Je me sens bien. Il faudra voir le tirage au sort, mais sinon, j’ai de bonnes ambitions ici. Je vais tout donner, quoi qu’il se passe. D’une année sur l’autre, tout peut changer. On travaille des choses nouvelles, sachant que l’objectif ultime reste les Jeux, dans deux ans.
N’avez-vous pas été affecté par la déception de Steeve, «seulement» 5e mardi, et fou de rage à sa sortie du tapis?
En fait, j’ai juste regardé son premier combat. L’Ukrainien contre lequel il perd est un vrai client. Je n’ai pas vu la suite. Je ne pouvais pas me permettre de le regarder dans les gradins toute la journée. Ça me stresse et me fatigue inutilement. Je perds de l’influx. Je préférais me reposer et aller perdre mon poids.
Comment perd-t-on les derniers kilos à 24h de la compétition?
Je fais trente minutes de fitness à l’hôtel et si il me reste quelques grammes, je les perd au sauna. Comme ça, je n’ai pas trop besoin de me «tirer la gueule» comme on dit. J’ai perdu 8kg en tout quand même. Au fil des années, je m’y fait. Je sais comment m’y prendre.
Avec Steeve, fonctionnez-vous encore de façon fusionnelle.

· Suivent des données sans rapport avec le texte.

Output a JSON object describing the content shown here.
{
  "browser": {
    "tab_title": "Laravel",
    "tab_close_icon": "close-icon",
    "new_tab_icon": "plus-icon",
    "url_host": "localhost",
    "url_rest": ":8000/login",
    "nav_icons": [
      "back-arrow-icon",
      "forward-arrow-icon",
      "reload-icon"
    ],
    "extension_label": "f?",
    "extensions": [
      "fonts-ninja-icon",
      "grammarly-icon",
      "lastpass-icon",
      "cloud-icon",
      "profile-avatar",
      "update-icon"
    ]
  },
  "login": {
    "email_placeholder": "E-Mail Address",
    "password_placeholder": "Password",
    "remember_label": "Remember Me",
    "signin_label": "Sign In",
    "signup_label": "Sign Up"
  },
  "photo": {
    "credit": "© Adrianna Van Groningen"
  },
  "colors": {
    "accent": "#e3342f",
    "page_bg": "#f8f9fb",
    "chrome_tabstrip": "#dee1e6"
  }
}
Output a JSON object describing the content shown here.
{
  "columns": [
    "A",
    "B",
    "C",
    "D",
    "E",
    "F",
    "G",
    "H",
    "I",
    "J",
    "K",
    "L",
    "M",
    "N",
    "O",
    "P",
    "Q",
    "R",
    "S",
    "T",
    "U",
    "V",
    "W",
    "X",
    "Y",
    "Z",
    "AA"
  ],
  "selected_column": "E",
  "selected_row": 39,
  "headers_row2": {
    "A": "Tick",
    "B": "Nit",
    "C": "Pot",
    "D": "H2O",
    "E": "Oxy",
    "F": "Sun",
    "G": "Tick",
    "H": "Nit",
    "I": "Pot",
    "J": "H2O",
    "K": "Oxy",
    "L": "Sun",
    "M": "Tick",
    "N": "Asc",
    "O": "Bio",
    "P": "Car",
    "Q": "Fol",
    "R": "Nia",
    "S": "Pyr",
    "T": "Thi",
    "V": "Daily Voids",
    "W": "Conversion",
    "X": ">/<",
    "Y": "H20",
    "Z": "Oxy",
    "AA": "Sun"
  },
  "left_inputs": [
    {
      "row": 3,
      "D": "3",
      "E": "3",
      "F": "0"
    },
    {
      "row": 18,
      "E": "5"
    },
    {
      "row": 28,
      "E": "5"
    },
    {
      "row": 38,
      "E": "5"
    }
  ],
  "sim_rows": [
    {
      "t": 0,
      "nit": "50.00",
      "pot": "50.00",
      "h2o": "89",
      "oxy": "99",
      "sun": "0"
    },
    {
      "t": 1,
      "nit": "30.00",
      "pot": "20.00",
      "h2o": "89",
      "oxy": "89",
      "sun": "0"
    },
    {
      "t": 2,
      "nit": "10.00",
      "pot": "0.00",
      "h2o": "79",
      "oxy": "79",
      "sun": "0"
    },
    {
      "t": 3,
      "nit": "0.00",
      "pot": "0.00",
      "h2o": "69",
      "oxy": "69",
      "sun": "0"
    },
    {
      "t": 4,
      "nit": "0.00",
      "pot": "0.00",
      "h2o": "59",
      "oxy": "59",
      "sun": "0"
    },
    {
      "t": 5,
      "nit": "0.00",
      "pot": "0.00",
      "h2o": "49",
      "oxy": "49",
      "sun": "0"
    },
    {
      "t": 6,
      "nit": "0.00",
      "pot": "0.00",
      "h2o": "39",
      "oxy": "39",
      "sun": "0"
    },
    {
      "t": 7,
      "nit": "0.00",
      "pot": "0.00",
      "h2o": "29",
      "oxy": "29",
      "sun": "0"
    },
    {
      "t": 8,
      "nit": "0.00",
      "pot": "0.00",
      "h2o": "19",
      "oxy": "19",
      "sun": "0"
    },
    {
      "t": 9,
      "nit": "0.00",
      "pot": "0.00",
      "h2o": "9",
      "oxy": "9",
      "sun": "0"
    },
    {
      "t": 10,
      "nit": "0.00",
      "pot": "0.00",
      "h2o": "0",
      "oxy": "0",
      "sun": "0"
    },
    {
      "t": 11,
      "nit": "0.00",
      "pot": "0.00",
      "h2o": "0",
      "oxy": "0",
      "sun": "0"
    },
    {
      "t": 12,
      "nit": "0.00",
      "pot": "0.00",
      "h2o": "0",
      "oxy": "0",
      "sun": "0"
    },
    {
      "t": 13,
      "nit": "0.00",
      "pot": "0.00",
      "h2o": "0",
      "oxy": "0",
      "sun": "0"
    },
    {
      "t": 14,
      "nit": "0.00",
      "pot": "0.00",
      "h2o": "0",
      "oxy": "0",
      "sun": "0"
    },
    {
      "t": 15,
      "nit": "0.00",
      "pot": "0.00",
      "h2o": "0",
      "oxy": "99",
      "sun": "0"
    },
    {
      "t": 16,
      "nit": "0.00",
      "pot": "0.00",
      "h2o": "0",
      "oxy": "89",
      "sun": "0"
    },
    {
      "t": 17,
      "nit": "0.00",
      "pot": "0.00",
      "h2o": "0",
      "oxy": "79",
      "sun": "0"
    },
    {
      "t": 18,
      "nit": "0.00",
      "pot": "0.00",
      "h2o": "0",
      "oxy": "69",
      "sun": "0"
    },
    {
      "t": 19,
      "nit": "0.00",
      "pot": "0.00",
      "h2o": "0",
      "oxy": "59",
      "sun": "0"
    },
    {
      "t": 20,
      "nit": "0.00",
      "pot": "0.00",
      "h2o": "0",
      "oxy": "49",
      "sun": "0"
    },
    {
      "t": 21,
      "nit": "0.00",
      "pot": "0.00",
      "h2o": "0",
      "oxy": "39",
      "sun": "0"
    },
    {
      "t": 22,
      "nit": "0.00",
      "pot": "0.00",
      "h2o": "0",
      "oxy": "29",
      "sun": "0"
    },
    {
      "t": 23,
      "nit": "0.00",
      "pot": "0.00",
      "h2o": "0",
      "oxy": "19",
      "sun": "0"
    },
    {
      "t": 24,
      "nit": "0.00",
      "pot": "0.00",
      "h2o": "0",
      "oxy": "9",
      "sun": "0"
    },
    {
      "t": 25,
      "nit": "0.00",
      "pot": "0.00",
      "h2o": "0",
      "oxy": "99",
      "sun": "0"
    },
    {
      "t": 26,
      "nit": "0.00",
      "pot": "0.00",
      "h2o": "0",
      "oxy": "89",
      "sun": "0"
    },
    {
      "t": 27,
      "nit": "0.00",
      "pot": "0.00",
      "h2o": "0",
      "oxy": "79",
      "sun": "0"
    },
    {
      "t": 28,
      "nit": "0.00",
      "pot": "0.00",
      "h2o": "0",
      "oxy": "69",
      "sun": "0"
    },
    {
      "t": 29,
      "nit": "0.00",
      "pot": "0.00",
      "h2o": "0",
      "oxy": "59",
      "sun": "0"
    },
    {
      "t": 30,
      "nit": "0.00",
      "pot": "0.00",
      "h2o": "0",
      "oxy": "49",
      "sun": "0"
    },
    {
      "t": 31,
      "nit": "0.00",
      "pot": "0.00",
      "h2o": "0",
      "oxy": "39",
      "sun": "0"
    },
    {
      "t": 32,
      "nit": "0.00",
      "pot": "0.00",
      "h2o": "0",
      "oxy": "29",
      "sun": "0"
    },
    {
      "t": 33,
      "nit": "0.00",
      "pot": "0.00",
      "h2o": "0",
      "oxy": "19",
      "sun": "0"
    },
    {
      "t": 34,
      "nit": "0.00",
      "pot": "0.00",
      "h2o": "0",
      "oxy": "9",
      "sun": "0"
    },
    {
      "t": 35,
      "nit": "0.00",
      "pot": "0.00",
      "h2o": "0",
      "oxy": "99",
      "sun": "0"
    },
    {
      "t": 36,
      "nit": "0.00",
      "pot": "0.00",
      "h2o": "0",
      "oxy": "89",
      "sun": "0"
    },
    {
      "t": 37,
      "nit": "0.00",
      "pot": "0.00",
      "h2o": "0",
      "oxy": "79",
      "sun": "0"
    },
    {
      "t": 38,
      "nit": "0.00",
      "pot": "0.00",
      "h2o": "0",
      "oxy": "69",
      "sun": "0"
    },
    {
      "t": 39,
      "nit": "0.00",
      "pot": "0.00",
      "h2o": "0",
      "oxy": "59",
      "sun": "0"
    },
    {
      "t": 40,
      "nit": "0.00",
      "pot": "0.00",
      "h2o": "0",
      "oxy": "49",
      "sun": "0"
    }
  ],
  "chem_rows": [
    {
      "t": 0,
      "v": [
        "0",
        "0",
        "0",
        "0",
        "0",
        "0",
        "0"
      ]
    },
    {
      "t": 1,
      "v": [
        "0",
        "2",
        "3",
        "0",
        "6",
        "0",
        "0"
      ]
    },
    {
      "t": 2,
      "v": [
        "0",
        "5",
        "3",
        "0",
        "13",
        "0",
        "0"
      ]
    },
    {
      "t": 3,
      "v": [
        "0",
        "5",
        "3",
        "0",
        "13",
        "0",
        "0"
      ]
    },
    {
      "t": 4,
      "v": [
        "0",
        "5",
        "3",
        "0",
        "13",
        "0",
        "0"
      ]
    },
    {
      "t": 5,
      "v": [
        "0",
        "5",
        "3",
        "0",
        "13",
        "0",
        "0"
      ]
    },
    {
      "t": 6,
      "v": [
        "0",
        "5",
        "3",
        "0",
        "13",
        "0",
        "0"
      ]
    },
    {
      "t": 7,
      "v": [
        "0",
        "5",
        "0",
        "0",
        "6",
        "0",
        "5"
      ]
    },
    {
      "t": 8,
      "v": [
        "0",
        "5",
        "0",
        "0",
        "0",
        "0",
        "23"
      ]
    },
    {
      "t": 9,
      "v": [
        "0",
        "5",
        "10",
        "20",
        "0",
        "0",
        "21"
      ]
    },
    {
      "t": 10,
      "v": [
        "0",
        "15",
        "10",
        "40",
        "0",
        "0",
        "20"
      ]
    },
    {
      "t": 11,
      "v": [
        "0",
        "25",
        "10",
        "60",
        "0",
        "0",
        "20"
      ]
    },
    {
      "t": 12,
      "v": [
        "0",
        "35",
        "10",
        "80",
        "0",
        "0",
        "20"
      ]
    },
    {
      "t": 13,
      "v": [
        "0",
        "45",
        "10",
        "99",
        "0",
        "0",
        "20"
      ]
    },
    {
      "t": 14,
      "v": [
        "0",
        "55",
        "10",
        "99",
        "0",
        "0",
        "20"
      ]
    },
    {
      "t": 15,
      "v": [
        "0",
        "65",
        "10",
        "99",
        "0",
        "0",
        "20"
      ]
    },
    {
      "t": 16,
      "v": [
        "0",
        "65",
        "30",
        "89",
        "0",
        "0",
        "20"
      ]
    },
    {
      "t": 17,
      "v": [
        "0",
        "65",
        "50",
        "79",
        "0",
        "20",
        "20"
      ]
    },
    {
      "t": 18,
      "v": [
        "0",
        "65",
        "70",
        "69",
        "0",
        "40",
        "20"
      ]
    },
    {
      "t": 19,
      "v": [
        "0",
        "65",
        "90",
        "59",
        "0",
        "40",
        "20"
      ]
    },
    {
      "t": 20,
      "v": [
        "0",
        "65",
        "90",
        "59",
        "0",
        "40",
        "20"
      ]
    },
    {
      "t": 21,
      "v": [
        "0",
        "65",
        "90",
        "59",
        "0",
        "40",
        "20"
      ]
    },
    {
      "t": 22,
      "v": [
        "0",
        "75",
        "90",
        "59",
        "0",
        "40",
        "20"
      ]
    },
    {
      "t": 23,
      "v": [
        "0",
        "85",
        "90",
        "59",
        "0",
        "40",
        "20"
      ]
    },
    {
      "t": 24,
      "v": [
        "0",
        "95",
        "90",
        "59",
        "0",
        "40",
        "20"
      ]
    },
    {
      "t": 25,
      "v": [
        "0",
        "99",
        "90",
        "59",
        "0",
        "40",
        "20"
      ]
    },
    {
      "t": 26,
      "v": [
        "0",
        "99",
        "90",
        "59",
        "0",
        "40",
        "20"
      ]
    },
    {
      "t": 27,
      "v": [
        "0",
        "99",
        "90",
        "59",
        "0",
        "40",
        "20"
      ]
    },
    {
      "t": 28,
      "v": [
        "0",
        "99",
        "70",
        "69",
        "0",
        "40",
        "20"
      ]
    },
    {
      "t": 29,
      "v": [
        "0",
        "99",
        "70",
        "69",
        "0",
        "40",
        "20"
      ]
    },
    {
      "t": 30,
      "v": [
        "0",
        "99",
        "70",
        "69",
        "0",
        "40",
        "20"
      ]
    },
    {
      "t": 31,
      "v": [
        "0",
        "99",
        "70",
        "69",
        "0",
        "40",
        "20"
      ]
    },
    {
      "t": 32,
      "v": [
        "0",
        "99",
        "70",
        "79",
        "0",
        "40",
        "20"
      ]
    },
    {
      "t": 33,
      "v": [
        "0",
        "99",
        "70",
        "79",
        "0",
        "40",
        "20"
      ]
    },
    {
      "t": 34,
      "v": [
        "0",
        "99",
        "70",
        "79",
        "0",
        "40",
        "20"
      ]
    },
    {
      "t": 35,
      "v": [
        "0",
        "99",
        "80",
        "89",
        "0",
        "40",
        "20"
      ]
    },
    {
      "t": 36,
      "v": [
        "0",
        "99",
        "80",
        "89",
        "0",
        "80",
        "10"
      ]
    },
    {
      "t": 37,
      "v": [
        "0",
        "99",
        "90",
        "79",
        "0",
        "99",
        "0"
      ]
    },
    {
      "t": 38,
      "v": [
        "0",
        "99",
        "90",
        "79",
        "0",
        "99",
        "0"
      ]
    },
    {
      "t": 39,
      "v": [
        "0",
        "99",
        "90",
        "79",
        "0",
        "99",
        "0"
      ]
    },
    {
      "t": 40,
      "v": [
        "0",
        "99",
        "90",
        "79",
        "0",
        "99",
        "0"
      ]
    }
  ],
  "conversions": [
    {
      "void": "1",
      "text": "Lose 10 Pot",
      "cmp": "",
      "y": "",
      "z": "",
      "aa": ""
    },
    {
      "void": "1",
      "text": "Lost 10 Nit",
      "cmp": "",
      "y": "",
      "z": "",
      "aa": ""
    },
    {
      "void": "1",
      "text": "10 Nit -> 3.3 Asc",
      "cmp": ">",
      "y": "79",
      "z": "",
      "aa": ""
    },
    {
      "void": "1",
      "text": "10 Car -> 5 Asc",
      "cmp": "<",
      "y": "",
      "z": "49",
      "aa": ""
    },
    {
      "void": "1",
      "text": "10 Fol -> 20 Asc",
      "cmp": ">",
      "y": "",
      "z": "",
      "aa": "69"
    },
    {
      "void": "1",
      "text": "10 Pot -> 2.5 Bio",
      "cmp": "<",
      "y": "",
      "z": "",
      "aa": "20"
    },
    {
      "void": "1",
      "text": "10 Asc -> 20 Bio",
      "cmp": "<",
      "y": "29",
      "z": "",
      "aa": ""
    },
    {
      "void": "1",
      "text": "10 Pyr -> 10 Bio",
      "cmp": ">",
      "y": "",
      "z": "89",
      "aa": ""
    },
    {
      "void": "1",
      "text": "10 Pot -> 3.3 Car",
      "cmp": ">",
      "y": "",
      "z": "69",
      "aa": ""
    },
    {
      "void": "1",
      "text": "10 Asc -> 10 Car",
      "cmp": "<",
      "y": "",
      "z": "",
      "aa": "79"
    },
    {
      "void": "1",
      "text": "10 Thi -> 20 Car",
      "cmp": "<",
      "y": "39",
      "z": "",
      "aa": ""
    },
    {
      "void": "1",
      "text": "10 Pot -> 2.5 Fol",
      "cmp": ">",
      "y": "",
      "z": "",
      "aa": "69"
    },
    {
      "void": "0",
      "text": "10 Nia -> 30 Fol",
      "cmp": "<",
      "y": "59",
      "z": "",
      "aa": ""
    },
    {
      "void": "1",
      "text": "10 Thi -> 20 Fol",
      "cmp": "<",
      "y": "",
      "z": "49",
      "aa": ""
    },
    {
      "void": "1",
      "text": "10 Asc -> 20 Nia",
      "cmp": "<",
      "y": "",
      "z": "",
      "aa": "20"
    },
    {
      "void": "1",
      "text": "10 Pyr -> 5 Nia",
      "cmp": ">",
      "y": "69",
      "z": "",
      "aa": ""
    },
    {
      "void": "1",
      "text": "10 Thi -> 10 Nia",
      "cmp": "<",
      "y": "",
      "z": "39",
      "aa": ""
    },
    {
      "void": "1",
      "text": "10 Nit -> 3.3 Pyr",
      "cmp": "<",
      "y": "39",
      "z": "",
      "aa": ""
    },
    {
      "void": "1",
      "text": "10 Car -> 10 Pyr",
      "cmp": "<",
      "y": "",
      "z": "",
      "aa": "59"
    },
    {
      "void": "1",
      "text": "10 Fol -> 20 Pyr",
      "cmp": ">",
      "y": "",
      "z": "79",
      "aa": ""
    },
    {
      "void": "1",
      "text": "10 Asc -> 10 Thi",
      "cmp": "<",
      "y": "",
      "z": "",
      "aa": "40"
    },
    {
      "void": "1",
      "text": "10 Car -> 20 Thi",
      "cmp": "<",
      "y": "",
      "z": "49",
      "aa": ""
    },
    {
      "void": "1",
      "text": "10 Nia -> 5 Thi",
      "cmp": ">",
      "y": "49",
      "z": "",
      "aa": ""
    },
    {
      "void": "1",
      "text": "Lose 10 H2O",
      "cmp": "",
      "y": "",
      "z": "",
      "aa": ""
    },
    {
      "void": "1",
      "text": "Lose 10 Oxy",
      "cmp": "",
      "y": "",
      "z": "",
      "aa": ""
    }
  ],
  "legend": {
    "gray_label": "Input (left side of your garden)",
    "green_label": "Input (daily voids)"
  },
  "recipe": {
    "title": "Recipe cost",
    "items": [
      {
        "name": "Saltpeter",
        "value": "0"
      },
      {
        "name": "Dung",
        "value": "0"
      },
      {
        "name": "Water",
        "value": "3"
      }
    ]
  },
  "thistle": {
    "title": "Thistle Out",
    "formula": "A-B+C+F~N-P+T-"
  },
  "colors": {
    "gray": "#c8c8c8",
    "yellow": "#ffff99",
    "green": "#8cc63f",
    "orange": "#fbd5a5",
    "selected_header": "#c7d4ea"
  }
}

Vivez-vous toujours ensemble?
Non, non, lui s’est mis en colocation avec un copain lutteur. Et moi, j’habite avec ma copine depuis les Jeux. C’est un peu moins le bazar à la maison… Mais ça ne change rien à nos habitudes. On est en stage 100 jours par an, où on fait chambre commune. On se voit tous les jours. On est toujours complices, comme avant. Et puis on habite à 500m l’un de l’autre à Bagnolet.
L’après JO a été un peu difficile moralement pour vous, comment vous êtes-vous remotivé?
Je me suis remis dans le bain. Je m’étais fait opérer de l’épaule en fait. On a reçu beaucoup de sollicitations et avec l’effet de l’anesthésie, cela m’a fatigué. J’aurais préféré avoir du repos, mais on n’a pas pu partir en vacances tout de suite. Maintenant, je suis bien, je suis à nouveau bien dans ma tête. La motivation est là. Je n’ai pas pensé à arrêter, sauf après les Jeux de Londres, dans deux ans.
Avez-vous été surpris de la dynamique insufflée par Ghani Yalouz (ancien lutteur désormais DTN de l’athlétisme) cet été avec les athlètes?
Je ne pensais pas que ça se ferait aussi vite. Ghani était déjà très proche de nous, il l’est aussi avec les athlètes. Ça a marché. Il est toujours sur le terrain, individualise beaucoup en fonction de chacun. Il cerne bien les gens.
La vague de succès des nageurs et athlètes peut-elle vous booster?
C’est clair. Leurs succès nous boostent. A part le football… On a envie de faire aussi bien qu’eux. On voit que la France est une grande nation de sport. On se dit, pourquoi pas en lutte? On l’a déjà prouvé avant. Il n’y a pas de raison. On sait qu’on peut gagner des médailles à chaque championnat.